The red paint on the barrack’s foundation had been new once, but it was peeling off now, specks of it swimming in the oily rain puddle collecting at the corner of the building and seeping wet into the weathering cement. The clouds rolled in from the Channel, past the cranes in the docks and the cawing gulls, and pushed the water against the rusting metal sheets of the quay.

Iwan pulled his hood tighter over his head to keep the wind from crawling through the short hair at the back of his neck and down under his shirt. His beanie plastered his hair to his forehead and he wiped at the sea-damp, tickling strands. He wished he hadn’t left his smokes on his desk, if only to keep his fingers busy. Instead he had to settle on pushing his hands deeper into the pockets of his jeans as he glanced at the open door of the abandoned building. He toed the pebbles and pretended having just chanced upon this place, a mere accident, truly, as his heart beat high in his throat and too fucking hard in his crotch.

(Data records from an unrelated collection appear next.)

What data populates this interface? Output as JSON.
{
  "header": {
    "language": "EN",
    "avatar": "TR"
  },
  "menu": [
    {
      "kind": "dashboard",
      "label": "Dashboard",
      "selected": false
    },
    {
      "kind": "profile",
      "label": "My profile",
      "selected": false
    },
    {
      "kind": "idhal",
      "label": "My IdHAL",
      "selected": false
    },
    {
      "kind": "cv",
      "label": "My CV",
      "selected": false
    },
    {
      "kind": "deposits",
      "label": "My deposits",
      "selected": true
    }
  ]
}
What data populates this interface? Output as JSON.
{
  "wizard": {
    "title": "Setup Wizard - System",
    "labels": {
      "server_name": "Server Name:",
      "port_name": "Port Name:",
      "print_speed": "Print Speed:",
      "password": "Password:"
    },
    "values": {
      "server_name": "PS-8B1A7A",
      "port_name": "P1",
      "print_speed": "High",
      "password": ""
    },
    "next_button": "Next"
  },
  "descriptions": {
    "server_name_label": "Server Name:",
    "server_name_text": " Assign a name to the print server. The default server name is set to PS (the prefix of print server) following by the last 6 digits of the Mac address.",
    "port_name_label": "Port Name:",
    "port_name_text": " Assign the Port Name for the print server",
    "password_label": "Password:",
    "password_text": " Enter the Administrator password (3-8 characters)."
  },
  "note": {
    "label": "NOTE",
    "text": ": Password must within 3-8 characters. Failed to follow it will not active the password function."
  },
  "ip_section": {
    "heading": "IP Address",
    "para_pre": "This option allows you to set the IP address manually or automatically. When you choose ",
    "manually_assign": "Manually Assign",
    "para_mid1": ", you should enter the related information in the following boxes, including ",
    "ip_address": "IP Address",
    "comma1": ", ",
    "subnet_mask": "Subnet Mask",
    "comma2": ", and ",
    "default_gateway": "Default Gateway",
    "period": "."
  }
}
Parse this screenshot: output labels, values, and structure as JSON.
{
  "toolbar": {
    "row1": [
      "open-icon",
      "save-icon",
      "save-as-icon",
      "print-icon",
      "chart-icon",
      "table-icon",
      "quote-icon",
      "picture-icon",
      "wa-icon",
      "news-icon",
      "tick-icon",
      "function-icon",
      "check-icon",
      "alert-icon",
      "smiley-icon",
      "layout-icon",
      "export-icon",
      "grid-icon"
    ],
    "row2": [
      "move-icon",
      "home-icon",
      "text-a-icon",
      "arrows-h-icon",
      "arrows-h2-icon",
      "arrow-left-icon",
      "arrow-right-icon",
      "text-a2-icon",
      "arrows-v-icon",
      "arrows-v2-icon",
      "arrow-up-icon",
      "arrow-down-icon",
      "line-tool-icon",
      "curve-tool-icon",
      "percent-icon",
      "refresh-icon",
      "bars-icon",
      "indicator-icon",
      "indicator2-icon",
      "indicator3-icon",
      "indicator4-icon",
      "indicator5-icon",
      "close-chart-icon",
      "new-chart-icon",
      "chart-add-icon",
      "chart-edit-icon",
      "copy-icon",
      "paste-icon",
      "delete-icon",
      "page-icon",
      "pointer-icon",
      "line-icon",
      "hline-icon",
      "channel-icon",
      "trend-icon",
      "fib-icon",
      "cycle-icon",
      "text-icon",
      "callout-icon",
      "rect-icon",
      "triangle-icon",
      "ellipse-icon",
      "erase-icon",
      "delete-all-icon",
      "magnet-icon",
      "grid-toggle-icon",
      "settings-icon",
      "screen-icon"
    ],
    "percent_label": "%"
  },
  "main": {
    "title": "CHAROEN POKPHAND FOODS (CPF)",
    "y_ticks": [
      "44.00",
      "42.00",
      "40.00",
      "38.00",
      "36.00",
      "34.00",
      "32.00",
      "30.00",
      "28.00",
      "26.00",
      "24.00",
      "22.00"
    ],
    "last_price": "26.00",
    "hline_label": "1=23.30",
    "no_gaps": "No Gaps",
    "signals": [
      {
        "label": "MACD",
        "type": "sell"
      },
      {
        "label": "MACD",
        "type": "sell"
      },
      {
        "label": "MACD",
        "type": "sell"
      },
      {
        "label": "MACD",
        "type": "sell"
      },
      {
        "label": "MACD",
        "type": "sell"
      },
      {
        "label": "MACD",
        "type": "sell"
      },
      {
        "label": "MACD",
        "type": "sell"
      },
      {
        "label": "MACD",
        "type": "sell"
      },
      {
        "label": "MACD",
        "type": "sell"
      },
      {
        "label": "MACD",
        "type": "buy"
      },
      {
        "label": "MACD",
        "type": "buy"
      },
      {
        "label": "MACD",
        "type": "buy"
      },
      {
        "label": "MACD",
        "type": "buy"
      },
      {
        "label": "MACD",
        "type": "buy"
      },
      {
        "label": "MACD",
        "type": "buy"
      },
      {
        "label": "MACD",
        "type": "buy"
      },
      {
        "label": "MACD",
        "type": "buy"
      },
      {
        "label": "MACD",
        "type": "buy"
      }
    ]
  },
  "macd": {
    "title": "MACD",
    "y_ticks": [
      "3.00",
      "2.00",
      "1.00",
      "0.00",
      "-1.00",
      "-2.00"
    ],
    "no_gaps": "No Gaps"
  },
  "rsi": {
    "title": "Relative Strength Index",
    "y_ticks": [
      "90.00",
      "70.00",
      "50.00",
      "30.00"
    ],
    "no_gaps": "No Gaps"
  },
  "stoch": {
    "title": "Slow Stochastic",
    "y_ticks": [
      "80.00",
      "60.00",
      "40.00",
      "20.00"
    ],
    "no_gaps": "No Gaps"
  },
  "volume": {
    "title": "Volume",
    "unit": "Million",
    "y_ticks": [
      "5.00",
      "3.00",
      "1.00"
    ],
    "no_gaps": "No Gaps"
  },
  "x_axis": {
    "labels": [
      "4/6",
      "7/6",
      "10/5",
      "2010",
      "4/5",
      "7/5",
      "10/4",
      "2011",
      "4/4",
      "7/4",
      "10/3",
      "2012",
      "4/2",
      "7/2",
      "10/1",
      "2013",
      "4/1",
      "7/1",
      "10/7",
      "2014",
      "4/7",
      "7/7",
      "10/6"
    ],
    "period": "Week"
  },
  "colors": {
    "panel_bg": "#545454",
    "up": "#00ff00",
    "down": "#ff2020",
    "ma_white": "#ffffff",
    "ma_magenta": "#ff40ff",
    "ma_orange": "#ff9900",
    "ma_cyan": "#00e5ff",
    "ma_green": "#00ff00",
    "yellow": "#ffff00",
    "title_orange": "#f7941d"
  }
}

The town had been thriving eighty years ago, those were the stories in the pub. Workers had shifted coal onto ships and off to the whole world. They’d come home tired and fathered children who’d left school at fourteen and gone to work shifting coal onto ships. Now the barren buildings of the former port let them play hide-and-seek as children and suck-and-fuck a few years later, passing the time between useless job applications and letters to the council.

The idea of the whole world in the days of the coal trade had shrunk to postcards in the corner shop, smokes, some alcohol, and your cock in someone’s mouth if you were lucky. It wasn’t a worse world so much as a different one.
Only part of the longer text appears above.